To make sure data is properly protected for full compliance, it is important to understand the difference between the two main data types – static and dynamic; each requires a different approach to ensure full protection. Static data consist of things such as word documents, scanned records, PDFs and client databases. However, because static data does not change often, a proper backup solution is designed to regularly pull this data off existing disk stored in-house or in the cloud. The key is to ensure no one is accessing these files when they are being backed up for full compliance with the demands of SEC rule 17a-4. For example, it is important that users are fully logged out of programs or not accessing documents during the backup process, this way data is not in a locked state. Or if users cannot disconnect from the system, the backup software must be selected that has the intelligence to recognize locked files to make copies of them when they are in use.

On the other hand, dynamic data includes emails, text messages, social media and other files that change constantly. An effective archiving solution will take copies of dynamic data before it is entered into the system by using a forward and store method. This method essentially captures data before it enters the customer’s system, places it in the archive and then forwards it on to its final destination. Therefore, ensuring it is not modified when it enters the customers’ system.

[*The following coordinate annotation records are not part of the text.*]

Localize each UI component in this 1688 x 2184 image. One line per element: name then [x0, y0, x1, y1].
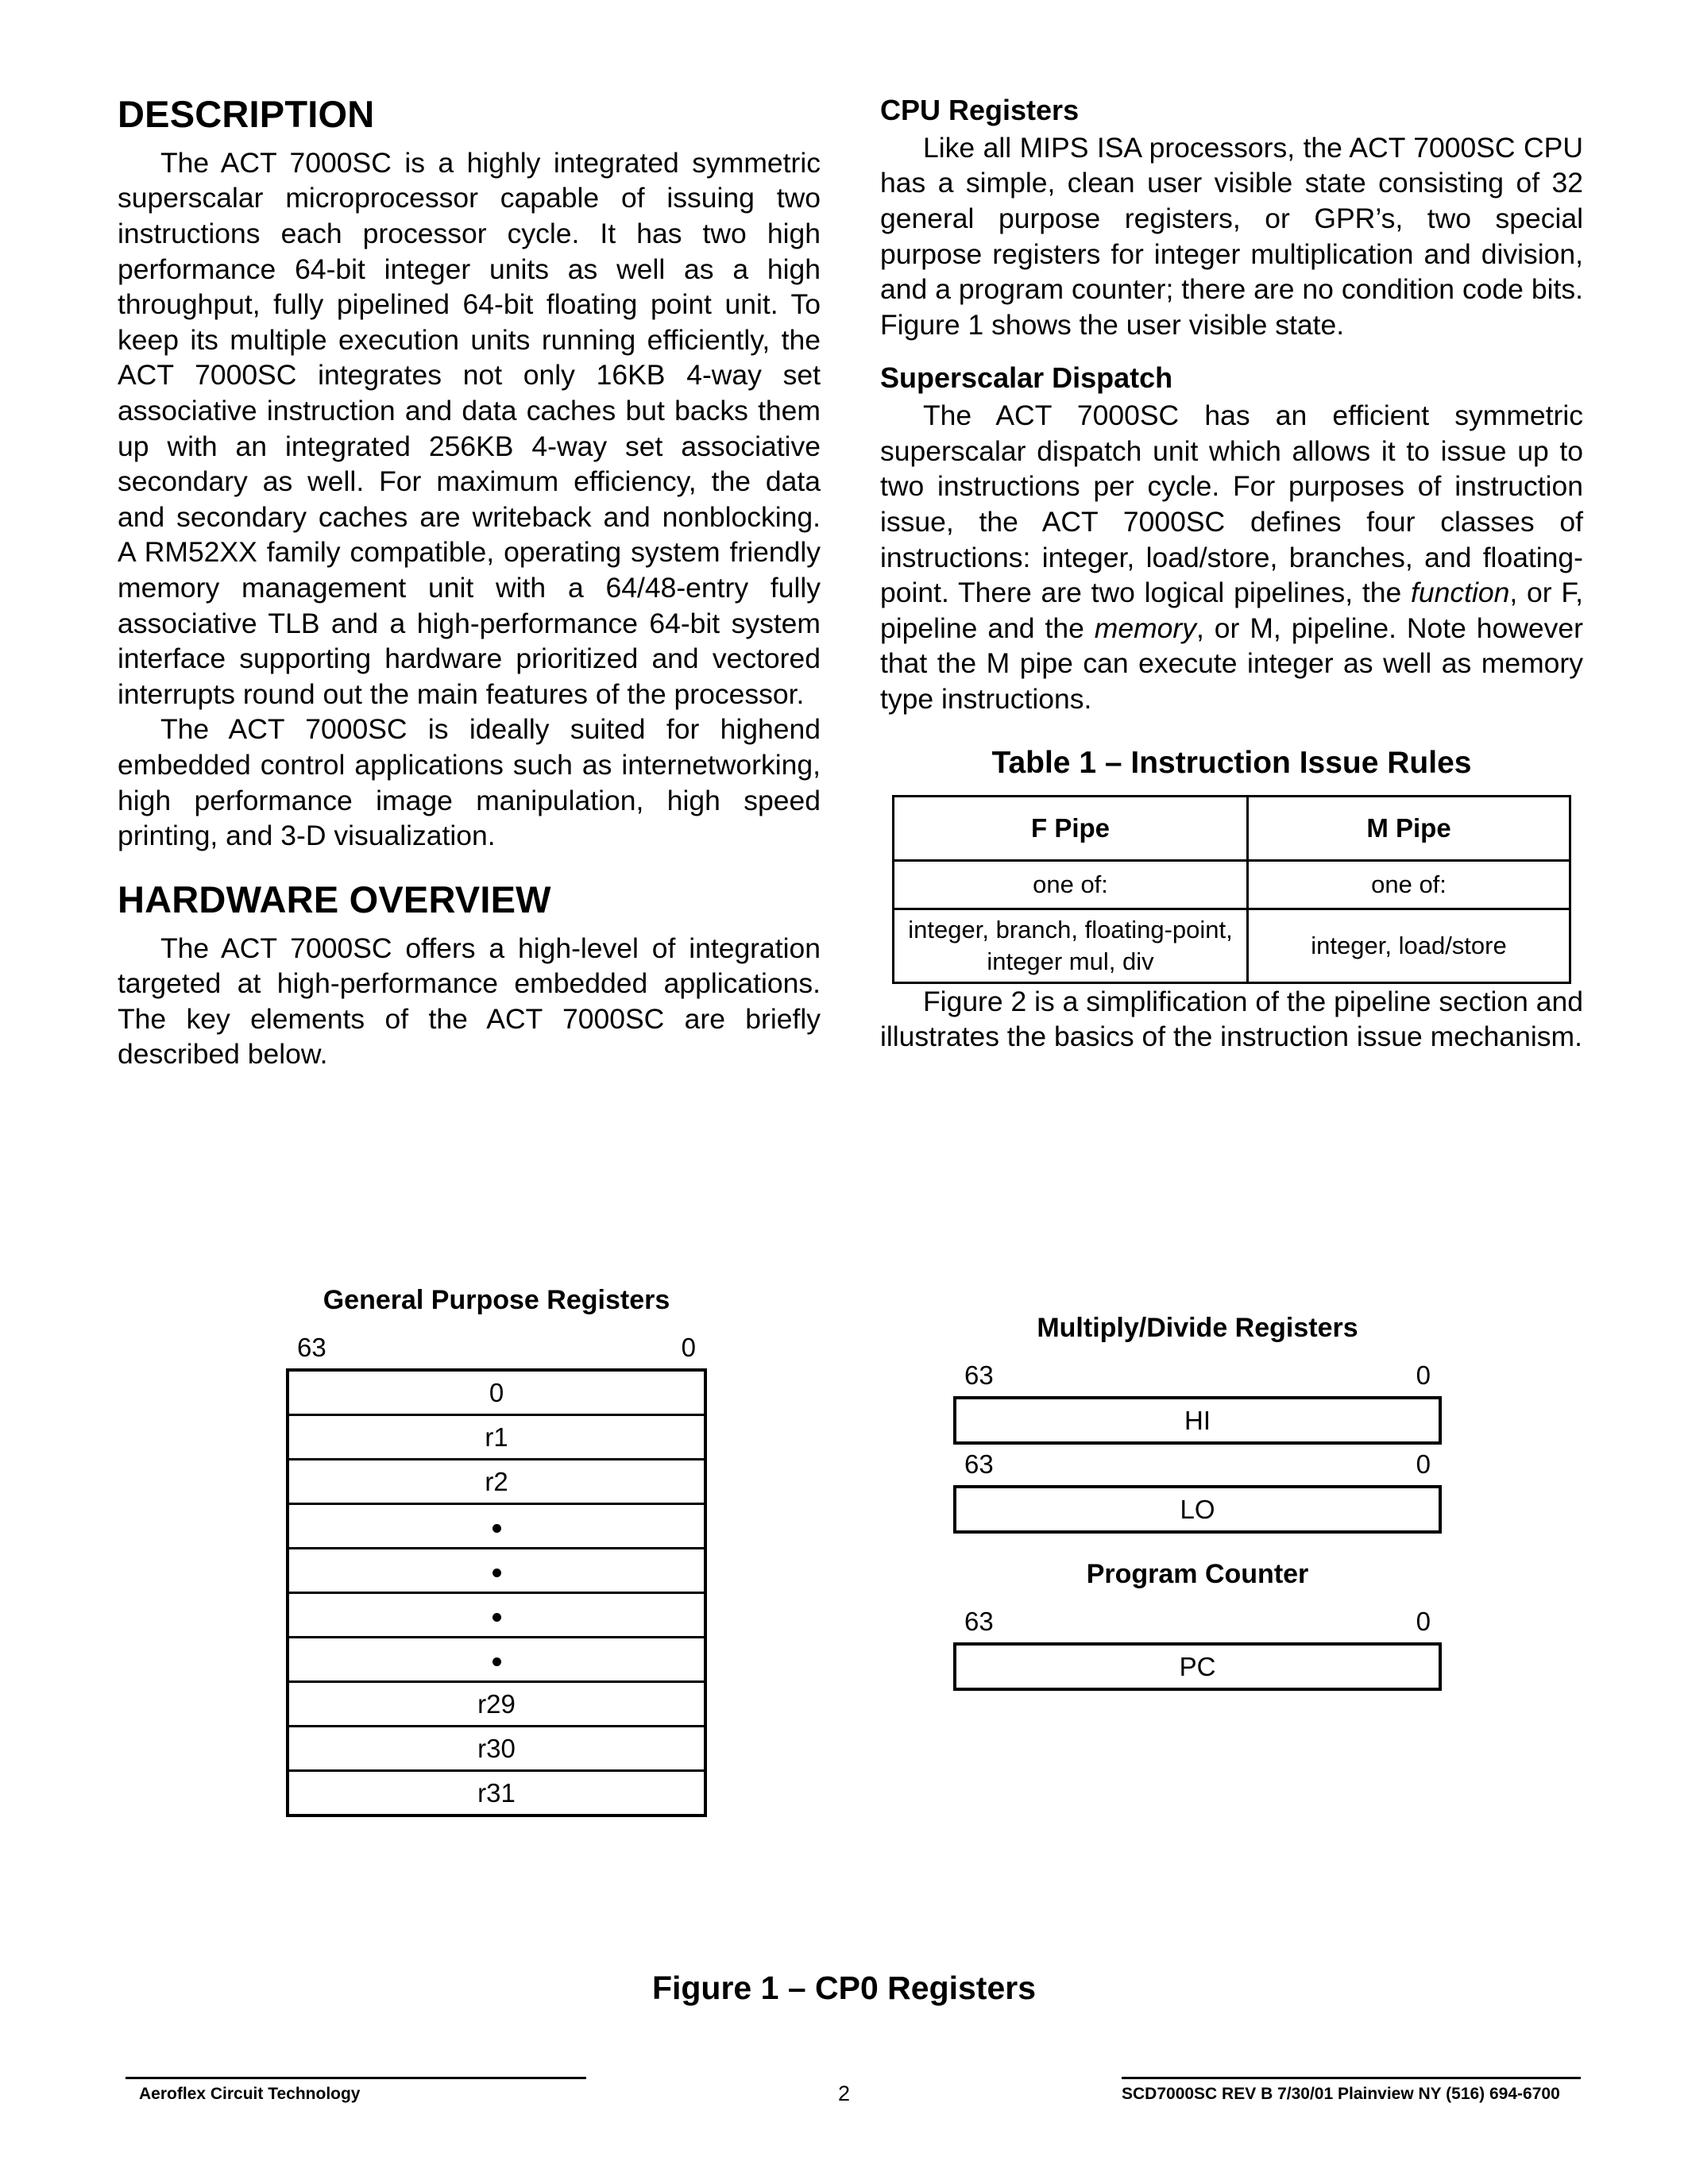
lo-bit-labels: 63 0: [953, 1451, 1442, 1477]
paragraph-description-2: The ACT 7000SC is ideally suited for hig…: [118, 713, 821, 852]
gpr-cell-ellipsis: [289, 1638, 704, 1683]
table1-f-line1: integer, branch, floating-point,: [908, 915, 1233, 943]
table1-header-f-pipe: F Pipe: [891, 794, 1250, 862]
table-header-row: F Pipe M Pipe: [891, 794, 1571, 862]
page-footer: Aeroflex Circuit Technology 2 SCD7000SC …: [0, 2077, 1688, 2148]
pc-bit-low: 0: [1416, 1607, 1431, 1636]
gpr-bit-labels: 63 0: [286, 1334, 707, 1360]
gpr-cell: r29: [289, 1683, 704, 1727]
hi-register-box: HI: [953, 1396, 1442, 1445]
section-heading-hardware-overview: HARDWARE OVERVIEW: [118, 878, 551, 920]
gpr-bit-low: 0: [681, 1333, 696, 1362]
gpr-cell: r2: [289, 1461, 704, 1505]
gpr-cell-ellipsis: [289, 1549, 704, 1594]
program-counter-title: Program Counter: [1086, 1559, 1309, 1589]
gpr-cell-ellipsis: [289, 1505, 704, 1549]
right-column: CPU Registers Like all MIPS ISA processo…: [880, 95, 1583, 1055]
gpr-group: General Purpose Registers 63 0 0 r1 r2 r…: [286, 1287, 707, 1817]
gpr-cell: 0: [289, 1372, 704, 1416]
table1-cell-m-oneof: one of:: [1246, 859, 1571, 910]
pc-bit-high: 63: [964, 1607, 994, 1636]
table1-cell-f-instructions: integer, branch, floating-point, integer…: [891, 907, 1250, 984]
footer-rule-left: [126, 2077, 586, 2079]
footer-document-reference: SCD7000SC REV B 7/30/01 Plainview NY (51…: [1122, 2085, 1560, 2103]
bullet-dot-icon: [492, 1523, 501, 1533]
bullet-dot-icon: [492, 1568, 501, 1577]
bullet-dot-icon: [492, 1657, 501, 1666]
subsection-heading-superscalar-dispatch: Superscalar Dispatch: [880, 361, 1173, 395]
multiply-divide-title: Multiply/Divide Registers: [1037, 1313, 1358, 1343]
table-row: one of: one of:: [891, 859, 1571, 910]
subsection-heading-cpu-registers: CPU Registers: [880, 94, 1080, 126]
superscalar-italic-memory: memory: [1094, 612, 1196, 644]
paragraph-hardware-overview: The ACT 7000SC offers a high-level of in…: [118, 932, 821, 1071]
gpr-cell-ellipsis: [289, 1594, 704, 1638]
figure1-caption: Figure 1 – CP0 Registers: [651, 1970, 1037, 2006]
table1-title: Table 1 – Instruction Issue Rules: [991, 745, 1472, 780]
hi-bit-labels: 63 0: [953, 1362, 1442, 1388]
table1-instruction-issue-rules: F Pipe M Pipe one of: one of: integer, b…: [891, 794, 1571, 984]
table1-cell-f-oneof: one of:: [891, 859, 1250, 910]
multiply-divide-group: Multiply/Divide Registers 63 0 HI 63 0 L…: [953, 1314, 1442, 1534]
program-counter-group: Program Counter 63 0 PC: [953, 1561, 1442, 1691]
pc-bit-labels: 63 0: [953, 1608, 1442, 1634]
footer-rule-right: [1122, 2077, 1581, 2079]
hi-bit-high: 63: [964, 1360, 994, 1390]
datasheet-page: DESCRIPTION The ACT 7000SC is a highly i…: [0, 0, 1688, 2184]
paragraph-figure2-reference: Figure 2 is a simplification of the pipe…: [880, 985, 1583, 1053]
gpr-cell: r31: [477, 1778, 516, 1808]
gpr-cell: r1: [289, 1416, 704, 1461]
lo-bit-low: 0: [1416, 1449, 1431, 1479]
lo-bit-high: 63: [964, 1449, 994, 1479]
figure1-cp0-registers: General Purpose Registers 63 0 0 r1 r2 r…: [0, 1287, 1688, 2001]
left-column: DESCRIPTION The ACT 7000SC is a highly i…: [118, 95, 821, 1072]
superscalar-italic-function: function: [1411, 577, 1510, 609]
gpr-title: General Purpose Registers: [323, 1285, 670, 1315]
paragraph-description-1: The ACT 7000SC is a highly integrated sy…: [118, 146, 821, 710]
lo-register-box: LO: [953, 1485, 1442, 1534]
paragraph-cpu-registers: Like all MIPS ISA processors, the ACT 70…: [880, 131, 1583, 341]
gpr-cell: r30: [289, 1727, 704, 1772]
table1-f-line2: integer mul, div: [987, 947, 1154, 975]
hi-bit-low: 0: [1416, 1360, 1431, 1390]
table1-cell-m-instructions: integer, load/store: [1246, 907, 1571, 984]
paragraph-superscalar-dispatch: The ACT 7000SC has an efficient symmetri…: [880, 398, 1583, 716]
bullet-dot-icon: [492, 1612, 501, 1622]
table1-header-m-pipe: M Pipe: [1246, 794, 1571, 862]
gpr-register-box: 0 r1 r2 r29 r30 r31: [286, 1368, 707, 1817]
pc-register-box: PC: [953, 1642, 1442, 1691]
section-heading-description: DESCRIPTION: [118, 93, 375, 135]
table-row: integer, branch, floating-point, integer…: [891, 907, 1571, 984]
gpr-bit-high: 63: [297, 1333, 326, 1362]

This way the long-term data archiving retention requirements of SEC rule 17a-4 are met because files are kept in their original state at all times in a secondary location with a designated third party (D3P).

Understanding the difference between static and dynamic data types is important for FINRA firms to achieve 17a-4. In particular, they need to make sure these two different data formats are properly backed up and archived, concepts such as unlocking and forwarding data to third party providers is key to achieving this.